Comments on international investment banks recruiting Chinese

Written by Victor Fan || April 18 2014

As US SEC’s investigation on large investment banks recruiting Chinese governmental officials’ and SOE senior managers’ children is going further than any such probe before, the dark side of foreign companies operating in Chinese markets is gradually being exposed to the public. However, that probably doesn’t come as a surprise for the Chinese public which has known and suffered from the ‘unwritten rules’ for a long time. 

Firstly, let’s talk about the motivations for investment banks to recruit people with connections. Clearly, the traditional investment banking business in China relies on relationships with firms, governments and many local high-net worth individuals. By recruiting staff with special ‘Guanxi’ or connections, it is easier for investment banks to win deals. Sometimes, there are even multiple layers of ‘Guanxi’ from different investment banks. The one with the strongest connection may win the bid eventually. Here, we have to admit that personal relationships are not only important in China, but almost has the same importance in the rest of the world. The difference is that Western countries have stronger supervision on this kind of unfair competition.

Objectively, Chinese elites’ children usually have received better education from the West compared to children born in the poor families. Although they may not have outstanding academic performance, both foreign and local firms are still willing to recruit them for their top notch educational background and a more global outlook. As the Chinese financial industry is advancing towards a higher standard of business, investment banks are willing to recruit staff with knowledge of the global best practices in the industry and to apply the same business models in China.

However, the Chinese local environment is actually really the main sources of the problem, not the foreign investment banks. As firms in China have so many scandals, we have to wonder whether the problem really comes from the underlying socioeconomic system. It seems that in many industries in China, especially the monopolistic industries or the ones with higher profits, government corruption could not be easily prevented. Currently, the Chinese government is undergoing a revolution of ‘Cleaning up the corrupted government officials’, which is also a reason why the investment banks’ scandals had been unveiled. We don’t know how long the ‘Cleanup’ will last and how effective it will be, but the good news is that the public eventually will be more aware of the problems and it may not be as easy as in the past for these elites to commit crimes.  
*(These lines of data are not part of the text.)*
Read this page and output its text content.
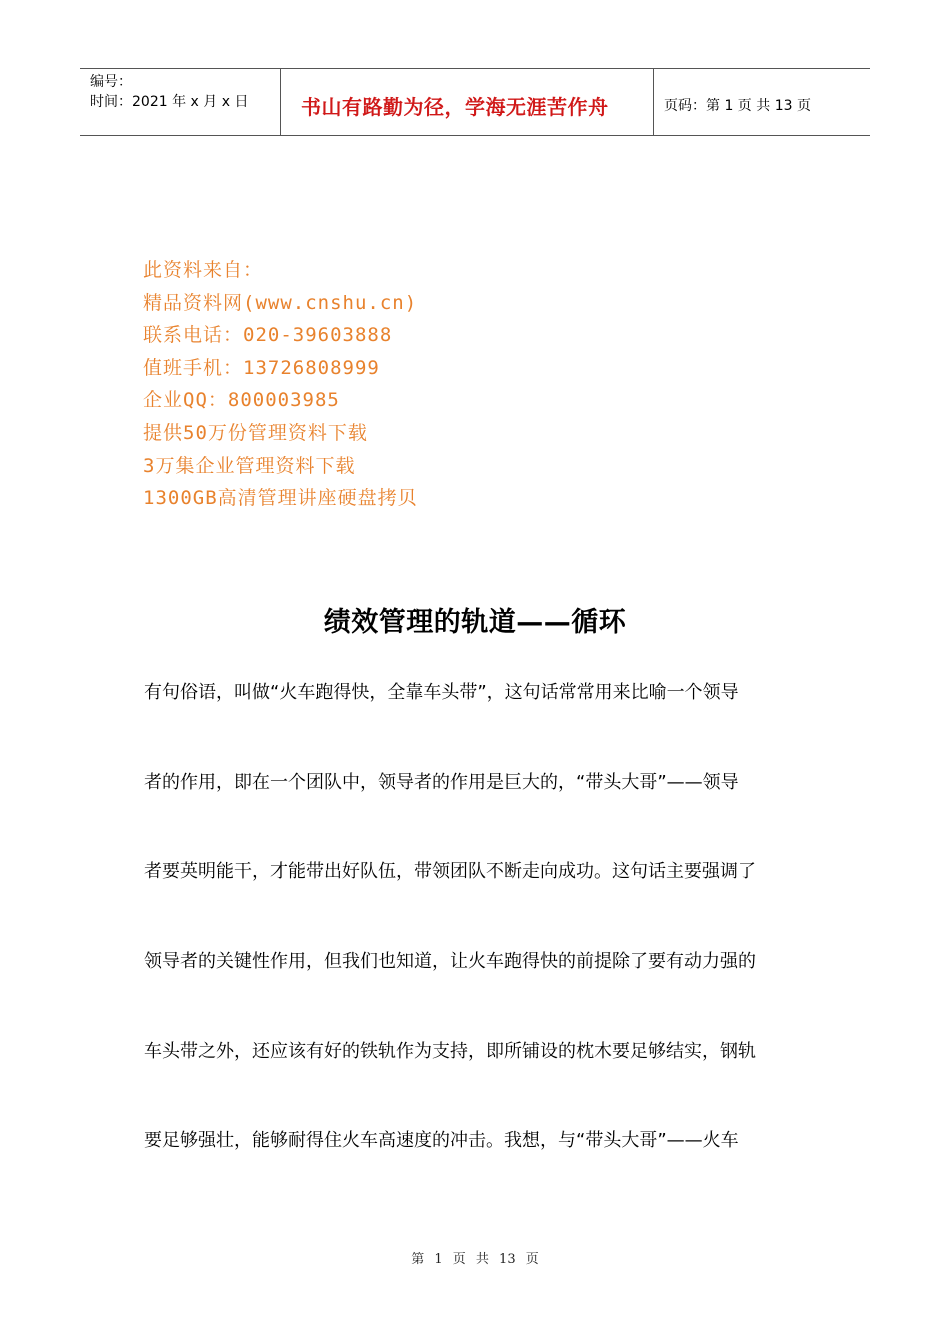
编号：
时间：2021 年 x 月 x 日	书山有路勤为径，学海无涯苦作舟	页码：第 1 页 共 13 页
此资料来自：
精品资料网(www.cnshu.cn)
联系电话：020-39603888
值班手机：13726808999
企业QQ：800003985
提供50万份管理资料下载
3万集企业管理资料下载
1300GB高清管理讲座硬盘拷贝
绩效管理的轨道——循环
有句俗语，叫做“火车跑得快，全靠车头带”，这句话常常用来比喻一个领导
者的作用，即在一个团队中，领导者的作用是巨大的，“带头大哥”——领导
者要英明能干，才能带出好队伍，带领团队不断走向成功。这句话主要强调了
领导者的关键性作用，但我们也知道，让火车跑得快的前提除了要有动力强的
车头带之外，还应该有好的铁轨作为支持，即所铺设的枕木要足够结实，钢轨
要足够强壮，能够耐得住火车高速度的冲击。我想，与“带头大哥”——火车
第 1 页 共 13 页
From the national level, the SEC’s investigation is somewhat aiming at Chinese government. By threatening to expose more details of the investment bank case, the US government actually gains ground in the diplomatic war towards Chinese government. In order to stop further investigation the Chinese government may have to compromise, for example by increasing the holding volume of US treasury bills or by making concessions in the economic and trade disputes. While it may be speculative to deduce further on the political side, still we have to point out the possibility of political blackmail because there are so many ‘naked elites’ in China whose families are living in the West. In some sense the families can be thought of as political assets for Western countries.

So what will happen in the future? Optimistic proponents of the current Chinese government claimed that the future could be brighter after the Cleanup process. The economic reform, accompanied with slight political changes, may have positive effects on creating a more transparent system for restricting bribery and corruption. But as corruption is thought to be a global challenge for thousands of years, different countries are exploring different roads to fight against it and currently no government can say that it is absolutely independent and clean.  After all, there are flaws in human nature that never lose their grip on us -- as Gordon Gekko once said, ‘Greed is good’.